In China, the highest DON levels overall were observed in wheat at over 1,800 ppb, a concentration level that has a high impact on pigs and poultry. ZEN levels in Asia were also highest in maize samples and were calculated at 350 ppb. At high concentrations, ZEN is a high risk factor especially for pigs, but can also affect the performance of breeders and layers. The global values for OTA were relatively low in samples from 2013.

Mycotoxins affect profits

Feed is the most important component in animal production and can represent up to 70 percent of total costs. Producing high-quality feed is an indispensable but challenging task due to the unavoidable contamination of grains with mycotoxins.

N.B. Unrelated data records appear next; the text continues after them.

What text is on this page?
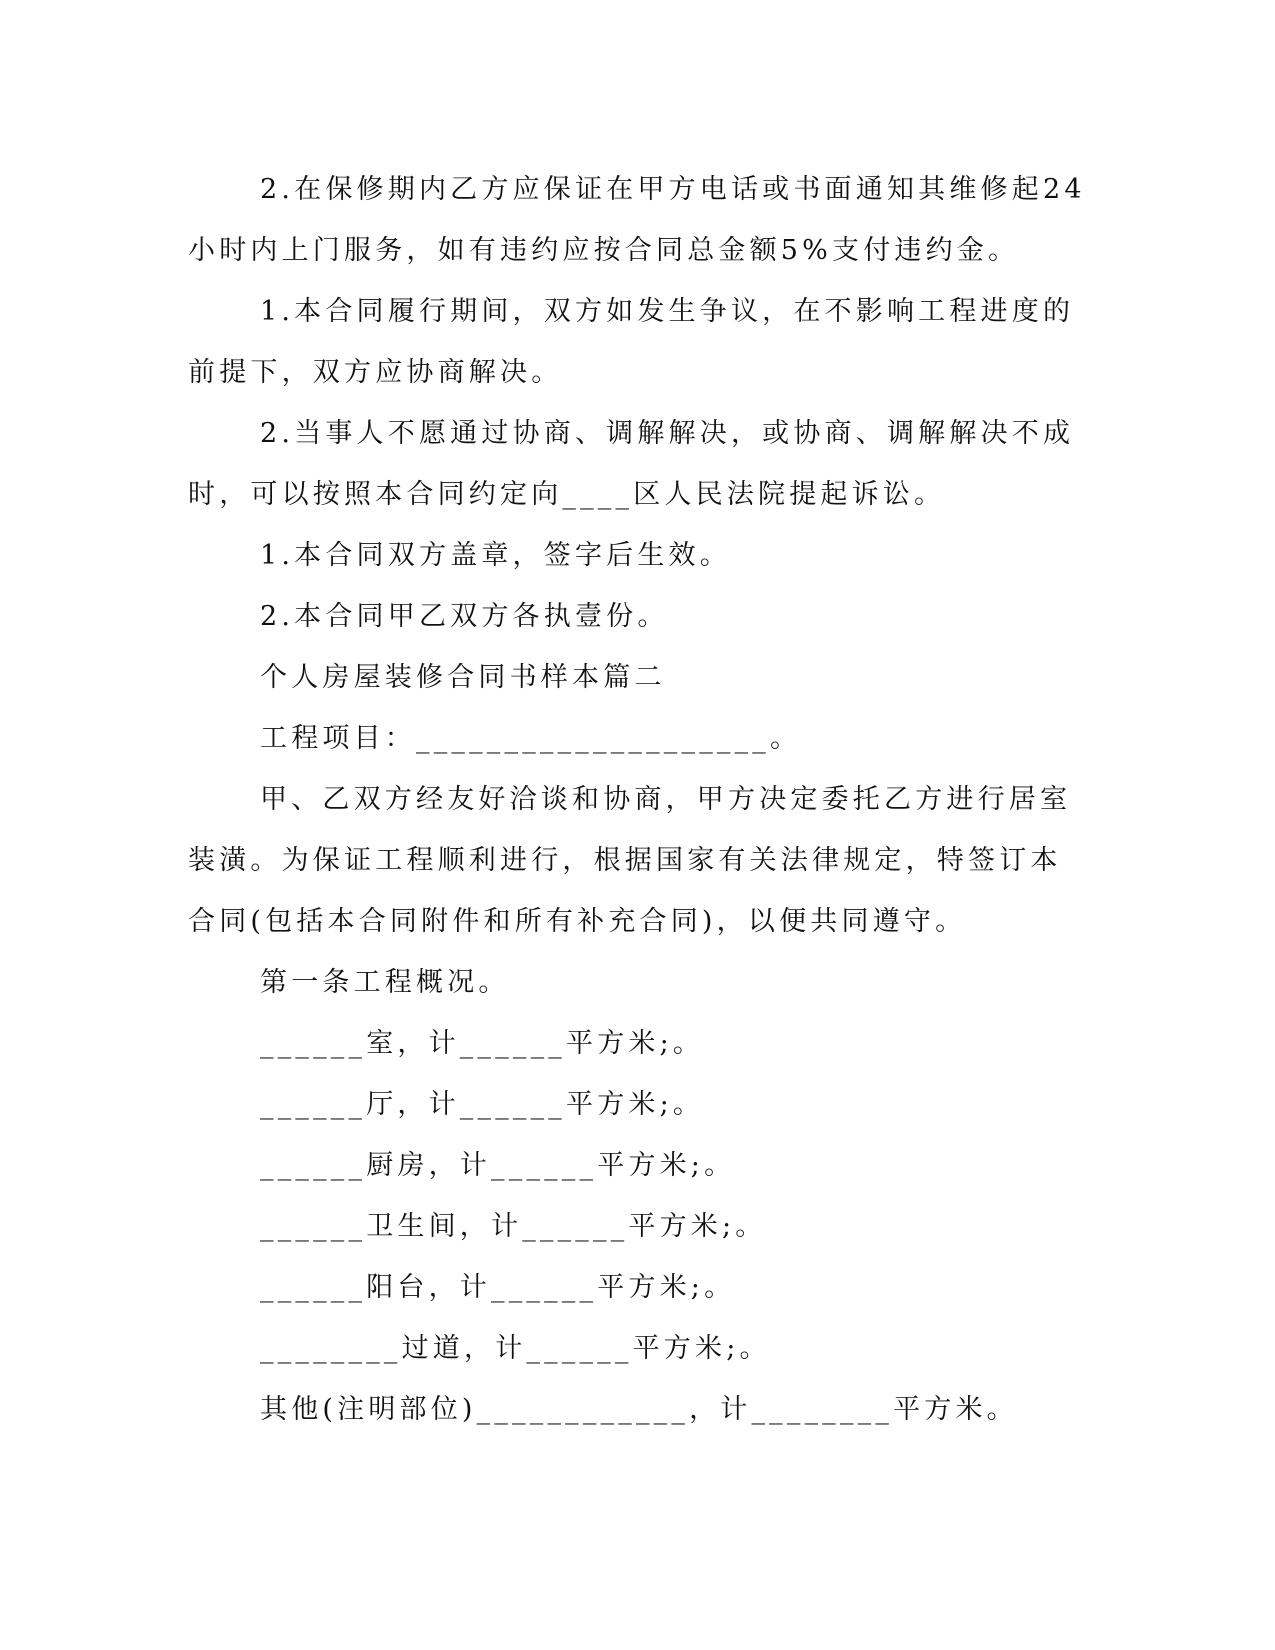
2.在保修期内乙方应保证在甲方电话或书面通知其维修起24小时内上门服务，如有违约应按合同总金额5%支付违约金。

1.本合同履行期间，双方如发生争议，在不影响工程进度的前提下，双方应协商解决。

2.当事人不愿通过协商、调解解决，或协商、调解解决不成时，可以按照本合同约定向____区人民法院提起诉讼。

1.本合同双方盖章，签字后生效。

2.本合同甲乙双方各执壹份。

个人房屋装修合同书样本篇二

工程项目：____________________。

甲、乙双方经友好洽谈和协商，甲方决定委托乙方进行居室装潢。为保证工程顺利进行，根据国家有关法律规定，特签订本合同(包括本合同附件和所有补充合同)，以便共同遵守。

第一条工程概况。

______室，计______平方米;。

______厅，计______平方米;。

______厨房，计______平方米;。

______卫生间，计______平方米;。

______阳台，计______平方米;。

________过道，计______平方米;。

其他(注明部位)____________，计________平方米。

The effects of mycotoxins in the animal depend on several parameters such as age, physiological state, nutrition, and the type and quantity of mycotoxin uptake. Ingestion of these toxic compounds does not always lead to visual symptoms, which makes the problem very difficult to detect. Animals fed a mycotoxin-contaminated diet have reduced immune responses due to an alteration of the normal immune system, which leads to immunosuppression. Fungal toxins have been shown to decrease the resistance of the animal to many pathogens, resulting in higher susceptibility to diseases. They can also affect the animal's response to vaccination programs, leading to reduced antibody titers.

Aflatoxins target primarily the liver and have carcinogenic effects on animals. The highest sensitivity is observed in dairy cows, which metabolize aflatoxin B1 to aflatoxin M1, a metabolite found in the milk. Animals ingesting zearalenone exhibit various symptoms related to the reproductive system. Sows are known to have the highest sensitivity to ZEN due to its estrogenic effects. Deoxynivalenol inhibits protein synthesis and leads to feed refusal, especially in piglets, which results in reduced weight gain. Fumonisins interfere with the sphingolipid metabolism leading to cell membrane damage that can affect the liver, kidney, brain and also the nervous system. The highest sensitivity to FUM is observed in pigs. Ochratoxins are carcinogenic and nephrotoxic compounds which greatly affect poultry, particularly layers and breeders.

The ingestion of mycotoxins leads to an overall decline in performance. The reduced fertility of sows due to ZEN increases costs for the farmer. Animal products affected by mycotoxins, such as decreased egg production and egg quality, as well aflatoxin-contaminated milk ultimately result in economic losses. Preventing the disease in the first place is surely more cost effective than treating ill animals. Mycotoxin risk management is therefore crucial in order to eliminate the effect of fungal toxins.